By Archtop (Special thanks to member Paperback Writer at the Steve Hoffman forums).
The jam commonly referred to as the Tighten Up jam is so referred to based on the chords to (and its overall resemblance to) the 1968 track of the same name from Archie Bell & the Drells.
The problem herein lies in the chord structure of the jam. The original composition of Tighten Up is based on a simple chord change of F#Maj7 – BMaj7 (or, if you prefer to make your life more difficult, GbMaj7 – CbMaj7). In any case, these two sets of chord changes represent I IV in a Major key. But the GoGD jam in question is not I IV in a Major key; rather, it is I ii in a Major key. See 5/2/70, DP 8, Dancin’ in the Street from 6:52-10:15 (all times taken from the official releases noted herein)
and 10/31/71, DP 2, Dark Star from 13:29-17:52;
for officially-released and well-known versions. But often, things are not so cut and dried with the GoGD. The 1/2/70, DaP 30, Dark Star complicates things by including an unnamed jam starting at 19:41–> Feelin’ Groovy (starting at 21:42 and then meandering away)–> Soulful Strut (transposed; starting at 23:40).
Keep in mind that any transposition our boys might have done is irrelevant here. Transcribing a set of chord changes to another key does not affect their harmonic function.
However, the Grateful Dead play the Soulful Strut jam in A Major, using A and Bmin as the two chords.

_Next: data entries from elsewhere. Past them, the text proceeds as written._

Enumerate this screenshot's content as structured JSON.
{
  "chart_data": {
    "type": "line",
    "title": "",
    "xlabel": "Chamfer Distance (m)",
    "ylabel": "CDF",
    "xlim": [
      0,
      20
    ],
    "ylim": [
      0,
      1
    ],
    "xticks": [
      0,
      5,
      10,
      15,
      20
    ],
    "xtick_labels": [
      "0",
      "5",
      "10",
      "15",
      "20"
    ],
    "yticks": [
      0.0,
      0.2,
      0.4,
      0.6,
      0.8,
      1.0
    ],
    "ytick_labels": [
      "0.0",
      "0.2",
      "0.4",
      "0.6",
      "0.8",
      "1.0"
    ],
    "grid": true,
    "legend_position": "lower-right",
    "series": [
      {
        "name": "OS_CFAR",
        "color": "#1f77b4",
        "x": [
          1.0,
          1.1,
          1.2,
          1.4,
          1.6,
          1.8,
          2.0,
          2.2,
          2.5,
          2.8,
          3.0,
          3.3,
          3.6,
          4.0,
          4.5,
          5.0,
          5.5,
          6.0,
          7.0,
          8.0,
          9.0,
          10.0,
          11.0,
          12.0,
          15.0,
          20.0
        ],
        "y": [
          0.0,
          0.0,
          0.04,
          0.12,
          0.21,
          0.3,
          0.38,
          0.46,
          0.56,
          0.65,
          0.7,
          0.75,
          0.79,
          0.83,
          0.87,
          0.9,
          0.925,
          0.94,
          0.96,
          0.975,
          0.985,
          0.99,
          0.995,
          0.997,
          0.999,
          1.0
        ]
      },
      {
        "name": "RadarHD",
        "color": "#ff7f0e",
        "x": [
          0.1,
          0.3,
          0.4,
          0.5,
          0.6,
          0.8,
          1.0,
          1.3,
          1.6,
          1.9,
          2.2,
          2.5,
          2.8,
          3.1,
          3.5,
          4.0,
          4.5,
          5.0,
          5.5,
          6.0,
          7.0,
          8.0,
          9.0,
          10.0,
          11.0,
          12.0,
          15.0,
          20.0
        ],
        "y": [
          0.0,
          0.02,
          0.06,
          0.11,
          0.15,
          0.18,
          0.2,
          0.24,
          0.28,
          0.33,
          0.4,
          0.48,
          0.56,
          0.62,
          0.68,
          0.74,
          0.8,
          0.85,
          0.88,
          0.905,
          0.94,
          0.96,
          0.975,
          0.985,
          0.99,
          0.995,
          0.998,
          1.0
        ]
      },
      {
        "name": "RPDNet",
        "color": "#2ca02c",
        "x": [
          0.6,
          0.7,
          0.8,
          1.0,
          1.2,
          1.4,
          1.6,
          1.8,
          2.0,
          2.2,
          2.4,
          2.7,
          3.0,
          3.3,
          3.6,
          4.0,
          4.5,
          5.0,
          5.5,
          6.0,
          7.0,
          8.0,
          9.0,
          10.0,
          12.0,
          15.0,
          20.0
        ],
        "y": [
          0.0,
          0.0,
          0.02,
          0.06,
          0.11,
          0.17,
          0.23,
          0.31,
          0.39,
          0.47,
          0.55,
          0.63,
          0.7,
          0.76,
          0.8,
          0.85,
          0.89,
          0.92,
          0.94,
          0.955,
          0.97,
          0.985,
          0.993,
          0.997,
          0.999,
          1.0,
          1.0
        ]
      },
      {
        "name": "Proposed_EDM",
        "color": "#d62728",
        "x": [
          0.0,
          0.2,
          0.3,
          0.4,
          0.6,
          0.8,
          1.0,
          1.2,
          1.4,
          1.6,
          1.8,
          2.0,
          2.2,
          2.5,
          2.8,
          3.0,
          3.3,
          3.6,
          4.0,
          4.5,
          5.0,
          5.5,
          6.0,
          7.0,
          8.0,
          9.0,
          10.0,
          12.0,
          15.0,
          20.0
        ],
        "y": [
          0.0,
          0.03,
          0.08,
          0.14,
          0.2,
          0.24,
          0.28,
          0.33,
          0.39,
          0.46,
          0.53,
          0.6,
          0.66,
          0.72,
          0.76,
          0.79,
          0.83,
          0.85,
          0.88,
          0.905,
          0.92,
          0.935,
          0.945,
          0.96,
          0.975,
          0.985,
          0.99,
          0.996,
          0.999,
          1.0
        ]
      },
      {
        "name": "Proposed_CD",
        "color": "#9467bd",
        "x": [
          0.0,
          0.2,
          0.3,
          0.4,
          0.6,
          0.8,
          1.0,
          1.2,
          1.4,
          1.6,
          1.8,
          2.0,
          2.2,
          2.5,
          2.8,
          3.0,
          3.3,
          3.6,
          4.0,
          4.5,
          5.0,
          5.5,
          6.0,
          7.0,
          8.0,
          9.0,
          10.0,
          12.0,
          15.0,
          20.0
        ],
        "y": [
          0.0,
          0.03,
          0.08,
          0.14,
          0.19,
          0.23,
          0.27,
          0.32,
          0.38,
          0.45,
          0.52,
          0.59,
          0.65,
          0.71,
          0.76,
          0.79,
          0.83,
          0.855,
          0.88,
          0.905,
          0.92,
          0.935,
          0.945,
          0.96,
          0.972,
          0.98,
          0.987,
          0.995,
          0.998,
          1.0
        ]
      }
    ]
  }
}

This represents both a transposition from F#/Gb Major and a reharmonization of I IV in a Major key to I ii in a Major key. But if we look at Soulful Strut, a 1968 composition by Young-Holt Unlimited, the main set of changes is BbMa7 – Cmin7: I ii in the Major key of Bb Major.
Don’t get hung up on the key/tonal center; focus on the functionality of the chords. If we transpose the two chords from Soulful Strut down a half step, we get A Bmin. Thus, what has long been known as the Tighten Up jam is, by its very harmonic construction, much more close to Soulful Strut than it is to Tighten Up.